An Israeli-Canadian woman who joined Kurdish forces fighting the Islamic State returned to Israel Sunday after more than six months in Syria and Iraq.

Gill Rosenberg, 31, told the Ynet news website that she left Syria for Iraq in January, then flew to Paris just over a week ago before flying to Ben Gurion Airport.

“I’m happy to be home,” she said from Tel Aviv University. “Everything was good, but still, it’s a country at war, so it’s difficult.”

Rosenberg, an Israel Defense Forces vet, became a media darling in November when she announced via Facebook that she had joined Kurdish fighters.

Gill Rosenberg posing with a friend in a photo which is presumed to have been taken in Iraq and which was uploaded to Facebook on November 9, 2014, (photo credit: Facebook)
Gill Rosenberg posing with a friend in a photo which is presumed to have been taken in Iraq and which was uploaded to Facebook on November 9, 2014, (photo credit: Facebook)

The Canadian-born immigrant to Israel set out from her home in Tel Aviv on November 2, stopping in Amman before flying to Erbil, the capital of the autonomous Kurdistan Region of Iraq.

She posted pictures on social media of herself with Kurdish forces, and rejected reports that she had been captured by Islamic State forces in the area.

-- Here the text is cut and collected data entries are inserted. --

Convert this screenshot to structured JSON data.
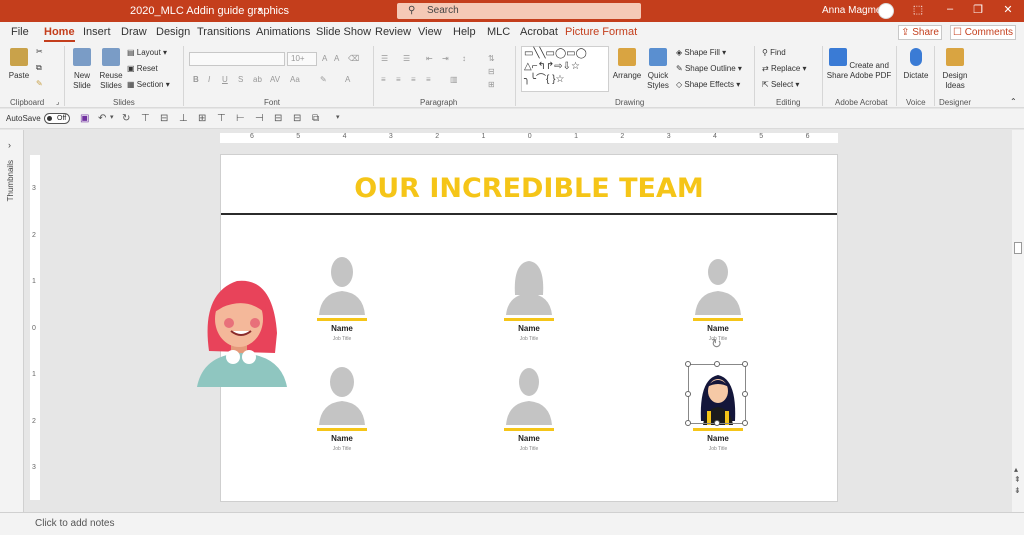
{
  "window": {
    "title": "2020_MLC Addin guide graphics",
    "search_placeholder": "Search",
    "user_name": "Anna Magmel",
    "controls": [
      "⬚",
      "–",
      "❐",
      "✕"
    ]
  },
  "tabs": [
    "File",
    "Home",
    "Insert",
    "Draw",
    "Design",
    "Transitions",
    "Animations",
    "Slide Show",
    "Review",
    "View",
    "Help",
    "MLC",
    "Acrobat",
    "Picture Format"
  ],
  "actions": {
    "share": "Share",
    "comments": "Comments"
  },
  "ribbon": {
    "clipboard": {
      "paste": "Paste",
      "label": "Clipboard"
    },
    "slides": {
      "new_slide": "New Slide",
      "reuse_slides": "Reuse Slides",
      "layout": "Layout",
      "reset": "Reset",
      "section": "Section",
      "label": "Slides"
    },
    "font": {
      "font_size": "10+",
      "label": "Font",
      "buttons": [
        "B",
        "I",
        "U",
        "S",
        "ab",
        "AV",
        "Aa",
        "A",
        "A"
      ]
    },
    "paragraph": {
      "label": "Paragraph"
    },
    "drawing": {
      "arrange": "Arrange",
      "quick_styles": "Quick Styles",
      "shape_fill": "Shape Fill",
      "shape_outline": "Shape Outline",
      "shape_effects": "Shape Effects",
      "label": "Drawing"
    },
    "editing": {
      "find": "Find",
      "replace": "Replace",
      "select": "Select",
      "label": "Editing"
    },
    "acrobat": {
      "create_share": "Create and Share Adobe PDF",
      "label": "Adobe Acrobat"
    },
    "voice": {
      "dictate": "Dictate",
      "label": "Voice"
    },
    "designer": {
      "design_ideas": "Design Ideas",
      "label": "Designer"
    }
  },
  "qat": {
    "autosave": "AutoSave",
    "toggle": "Off"
  },
  "thumbnails_label": "Thumbnails",
  "ruler": {
    "h_labels": [
      "6",
      "5",
      "4",
      "3",
      "2",
      "1",
      "0",
      "1",
      "2",
      "3",
      "4",
      "5",
      "6"
    ],
    "v_labels": [
      "3",
      "2",
      "1",
      "0",
      "1",
      "2",
      "3"
    ]
  },
  "slide": {
    "title": "OUR INCREDIBLE TEAM",
    "members": [
      {
        "name": "Name",
        "job": "Job Title"
      },
      {
        "name": "Name",
        "job": "Job Title"
      },
      {
        "name": "Name",
        "job": "Job Title"
      },
      {
        "name": "Name",
        "job": "Job Title"
      },
      {
        "name": "Name",
        "job": "Job Title"
      },
      {
        "name": "Name",
        "job": "Job Title"
      }
    ]
  },
  "notes_placeholder": "Click to add notes",
  "colors": {
    "accent": "#c43e1c",
    "title_yellow": "#f5c518",
    "silhouette": "#c4c4c4"
  }
}
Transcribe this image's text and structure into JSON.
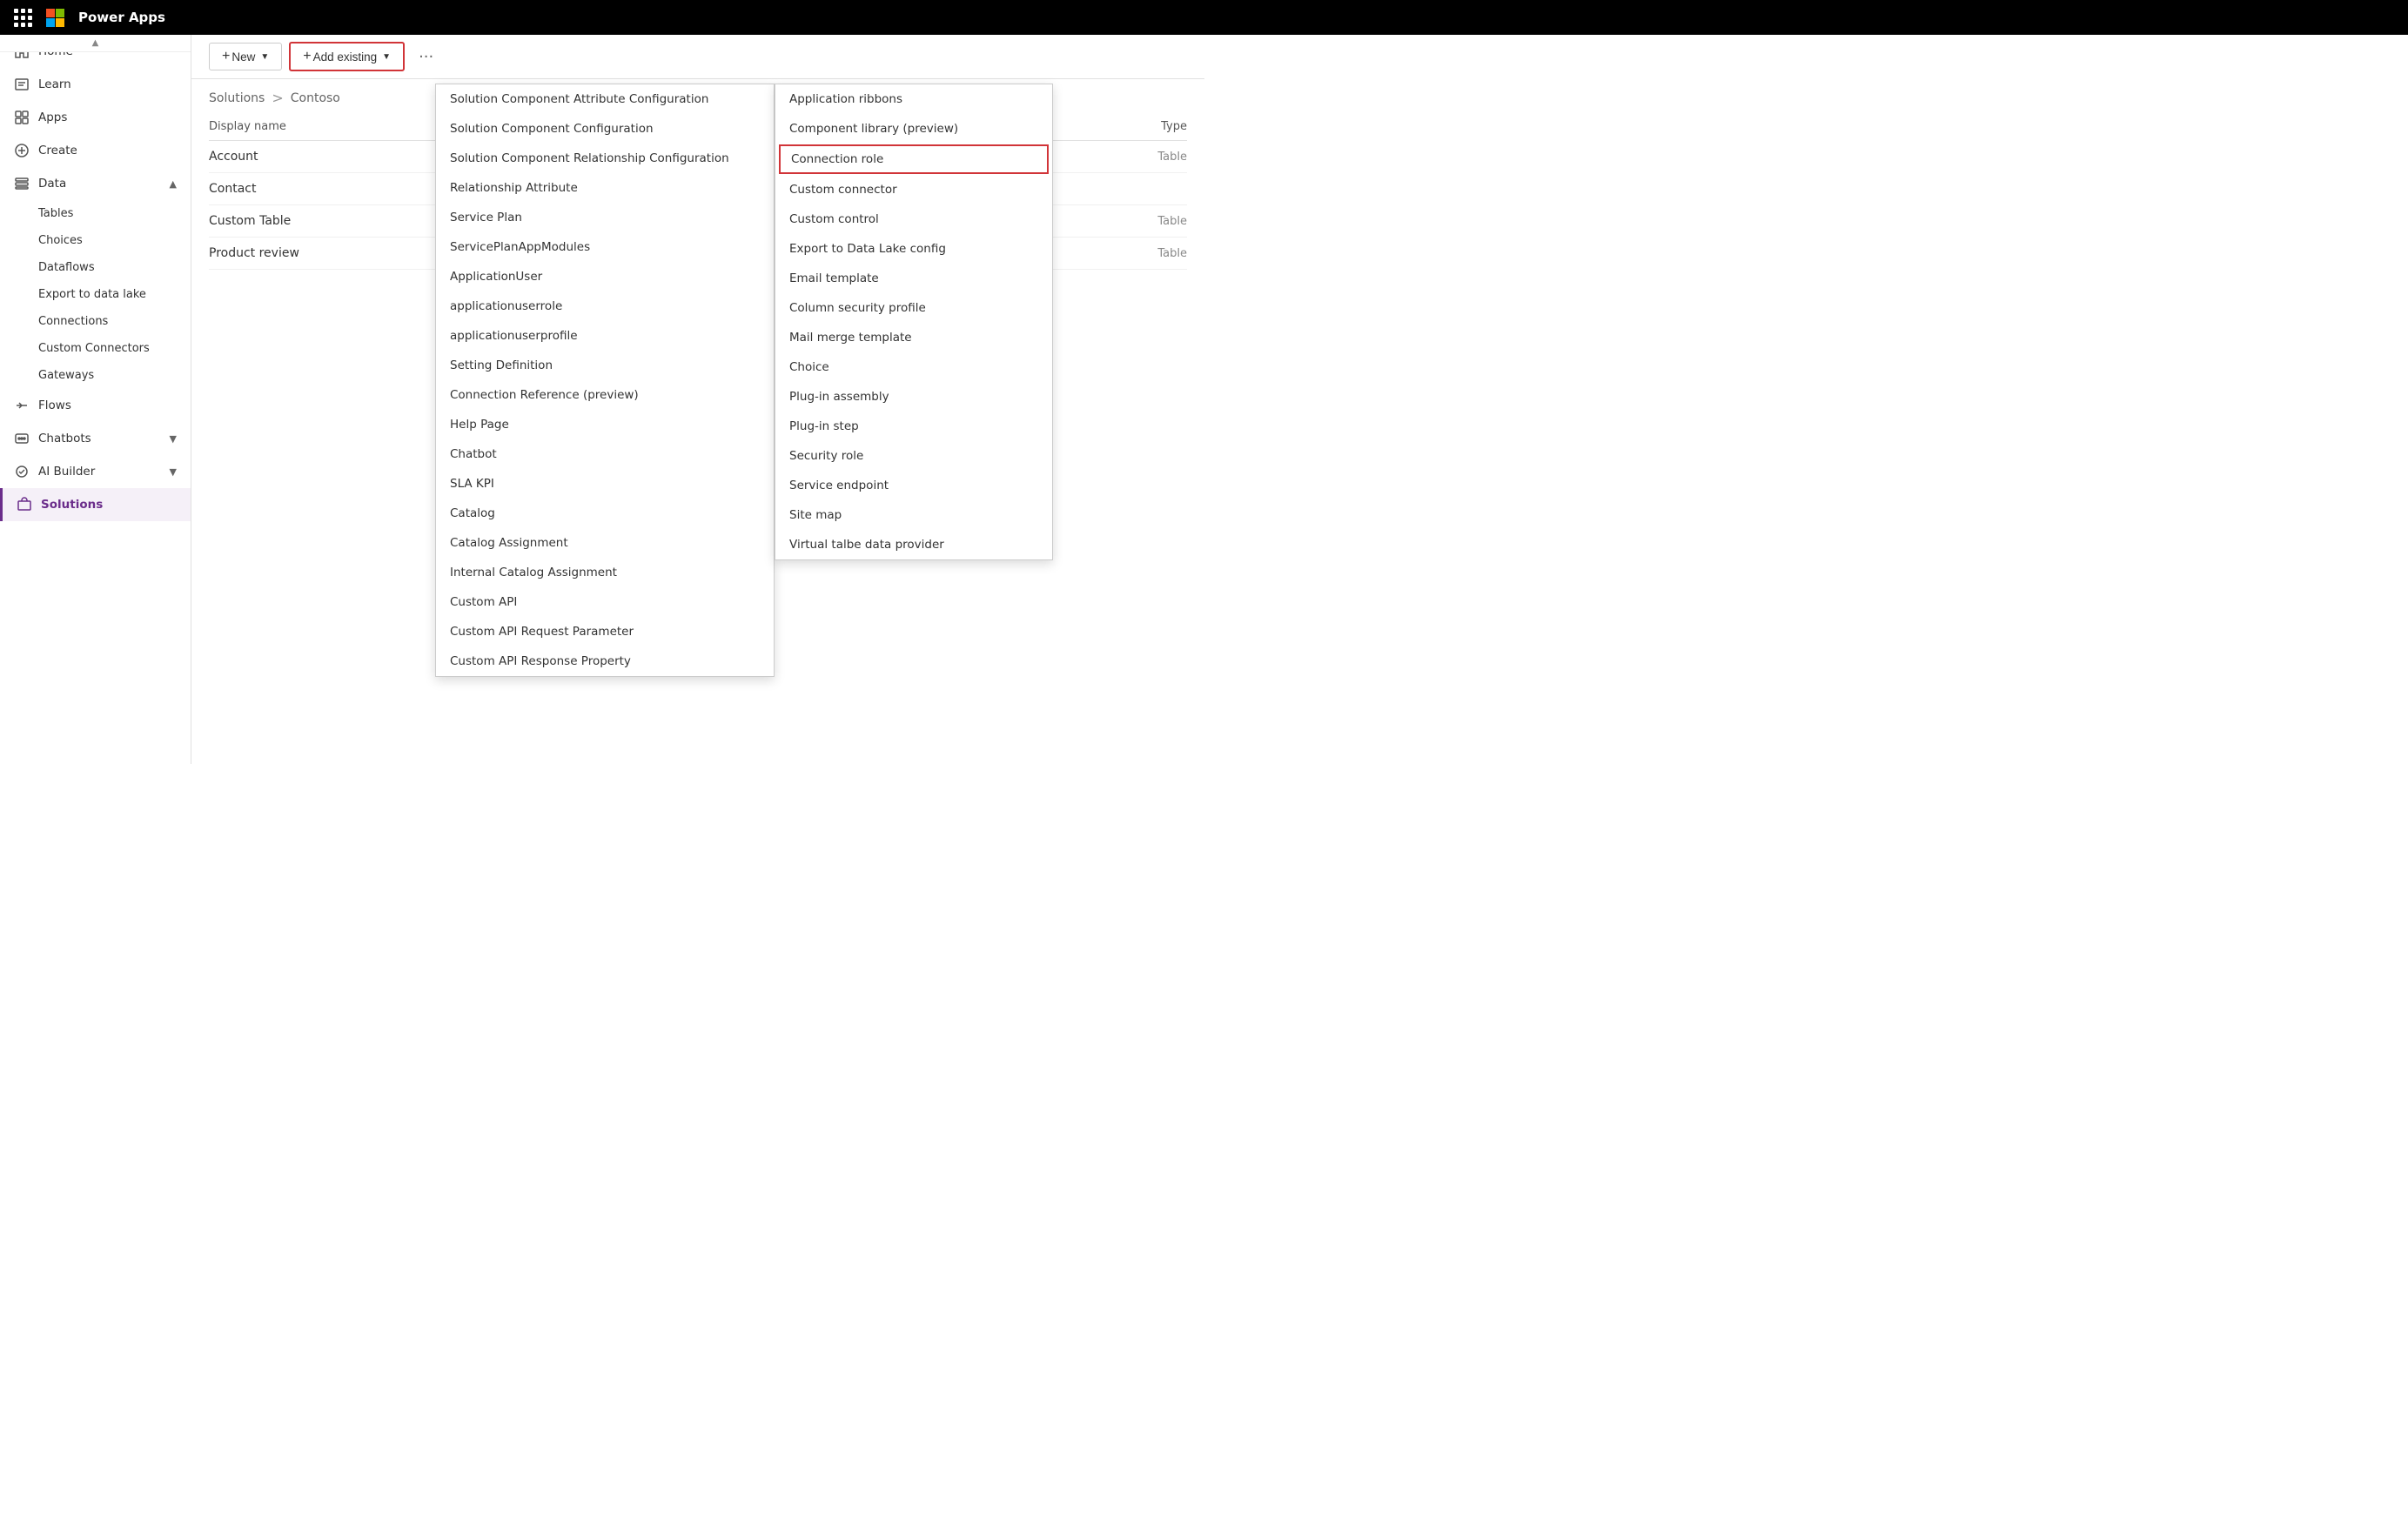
{
  "topbar": {
    "app_name": "Power Apps"
  },
  "sidebar": {
    "items": [
      {
        "id": "home",
        "label": "Home",
        "icon": "home"
      },
      {
        "id": "learn",
        "label": "Learn",
        "icon": "learn"
      },
      {
        "id": "apps",
        "label": "Apps",
        "icon": "apps"
      },
      {
        "id": "create",
        "label": "Create",
        "icon": "create"
      },
      {
        "id": "data",
        "label": "Data",
        "icon": "data",
        "expanded": true
      },
      {
        "id": "flows",
        "label": "Flows",
        "icon": "flows"
      },
      {
        "id": "chatbots",
        "label": "Chatbots",
        "icon": "chatbots",
        "has_chevron": true
      },
      {
        "id": "ai-builder",
        "label": "AI Builder",
        "icon": "ai",
        "has_chevron": true
      },
      {
        "id": "solutions",
        "label": "Solutions",
        "icon": "solutions",
        "active": true
      }
    ],
    "data_sub_items": [
      "Tables",
      "Choices",
      "Dataflows",
      "Export to data lake",
      "Connections",
      "Custom Connectors",
      "Gateways"
    ]
  },
  "toolbar": {
    "new_label": "+ New",
    "add_existing_label": "+ Add existing",
    "more_options_label": "···"
  },
  "breadcrumb": {
    "solutions": "Solutions",
    "separator": ">",
    "current": "Contoso"
  },
  "table": {
    "col_display": "Display name",
    "col_type": "Type",
    "rows": [
      {
        "name": "Account",
        "type": "Table"
      },
      {
        "name": "Contact",
        "type": ""
      },
      {
        "name": "Custom Table",
        "type": "Table"
      },
      {
        "name": "Product review",
        "type": "Table"
      }
    ]
  },
  "dropdown_left": {
    "items": [
      "Solution Component Attribute Configuration",
      "Solution Component Configuration",
      "Solution Component Relationship Configuration",
      "Relationship Attribute",
      "Service Plan",
      "ServicePlanAppModules",
      "ApplicationUser",
      "applicationuserrole",
      "applicationuserprofile",
      "Setting Definition",
      "Connection Reference (preview)",
      "Help Page",
      "Chatbot",
      "SLA KPI",
      "Catalog",
      "Catalog Assignment",
      "Internal Catalog Assignment",
      "Custom API",
      "Custom API Request Parameter",
      "Custom API Response Property"
    ]
  },
  "dropdown_right": {
    "items": [
      "Application ribbons",
      "Component library (preview)",
      "Connection role",
      "Custom connector",
      "Custom control",
      "Export to Data Lake config",
      "Email template",
      "Column security profile",
      "Mail merge template",
      "Choice",
      "Plug-in assembly",
      "Plug-in step",
      "Security role",
      "Service endpoint",
      "Site map",
      "Virtual talbe data provider"
    ],
    "highlighted": "Connection role"
  }
}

Rosenberg told Israel Radio at the time that she wanted to do her part for the Kurdish national struggle, and that she was hopeful her experience in the IDF would be useful to the Kurds.

Speaking in the interview published Sunday, Rosenberg said it was hard for her to be back in Tel Aviv, enjoying the beach, while her friends from Syria were still fighting against the Islamic State terror group.

“Kurdistan, besides just the front lines, they have three million refugees from that whole region that are displaced and it’s mostly women and children. The humanitarian situation there is in a huge crisis,” she told the website.

Rosenberg said the advance of IS and the increasing role of Iran prompted her to leave and fly back to Israel.

“This is my home,” she told Israel’s Channel 2 in an interview later Sunday.

She also said she was driven to join the fighting by the idea of “never again,” letting an atrocity like the Holocaust occur.

Now that she’s back, she said, she plans to stay put and help raise awareness about the situation in Kurdistan and push for the rights of Kurds and other minorities in Iraq.

Rosenberg was questioned by the Shin Bet security services upon her return to Israel and then released.

 

Gill Rosenberg, in a photo which is presumed to have been taken in Iraq and which was uploaded to Facebook on November 9, 2014 (photo credit: Facebook)
Gill Rosenberg, in a photo which is presumed to have been taken in Iraq and which was uploaded to Facebook on November 9, 2014 (photo credit: Facebook)

 

Some criticized her decision to fight IS and become a potential kidnap target that could force Israel into negotiations for her release.

Rosenberg was arrested in 2009 following a joint FBI and Israel Police operation and consequently spent three years in a US prison for posing as a lottery official and convincing unsuspecting seniors to pay for fictive services, according to the Walla news site.

Channel 10 News reported that Rosenberg had originally been sentenced to a four-year prison term, but her sentence was eventually shortened and she was deported to Israel.